Mr. Pompeo’s ascendancy combined with Bolton’s more muted public role illustrates how the sometimes messy power dynamic in Trump’s inner circle has played out going into the first-ever meeting between U.S. and North Korean leaders.

But Trump’s ability to deliver the biggest foreign policy success of his presidency could rest heavily on the team he has hastily cobbled together to advise him after announcing in March he was prepared to meet Kim in an effort to persuade the North Korean leader to give up a nuclear arsenal that now threatens the United States.

“This summit is being thrown together faster than any we’ve ever seen for something this important,” said one U.S. official, speaking on condition of anonymity. “So unless we want the president to get played by Kim, a lot rests with the team that’s putting this
all together.”

The White House has not given any comment on the organization of leadership in the upcoming talks, but it is also clear that while Mr. Bolton is not leading the charge here, he remains described as a key player in the upcoming talks.

The Reuters piece goes on to note that Mr. Bolton has “taken the hint” as far as being more reserved about the talks.

As noted earlier, the speed at which this meeting is being brought together is surprising. As with many aspects of the Trump Presidency, the speed and dynamic style at which this summit is being prepared sometimes raises concern that it is not careful enough or that it cannot succeed in the way a more traditionally held approach to diplomacy might. However, on the converse side of this debate is the sheer fact of the upcoming summit itself.
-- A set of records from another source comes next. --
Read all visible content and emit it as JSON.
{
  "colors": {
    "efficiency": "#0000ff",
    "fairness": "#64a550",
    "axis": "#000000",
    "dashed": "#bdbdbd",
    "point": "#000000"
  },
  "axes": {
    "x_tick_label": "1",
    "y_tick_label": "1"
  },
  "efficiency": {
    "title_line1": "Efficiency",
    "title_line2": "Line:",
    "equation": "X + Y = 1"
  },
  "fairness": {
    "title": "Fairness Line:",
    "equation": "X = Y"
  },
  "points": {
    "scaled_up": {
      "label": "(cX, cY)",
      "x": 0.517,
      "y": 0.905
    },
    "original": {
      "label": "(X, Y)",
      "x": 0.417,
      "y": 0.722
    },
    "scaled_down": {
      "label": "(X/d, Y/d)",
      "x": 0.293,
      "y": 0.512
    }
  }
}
The meeting is expected to be historic, certainly, and there is great interest in how it proceeds and what the outcome will be.

One of the observations here that Reuters noted is that President Trump appears to be rapidly gaining experience and wisdom in terms of how to manage his team. The placing of Mike Pompeo has been, thus far, very successful with the North Koreans. Managing a team that is perhaps in its own way just as fiery as its President is a dynamic process.

While traditional attitudes suggest what one might call “diplomatic reserve”, it is evident that there is nothing like that now. The success that Mr. Trump and his team’s approach to the North Korean matter will be closely watched by many nations around the world.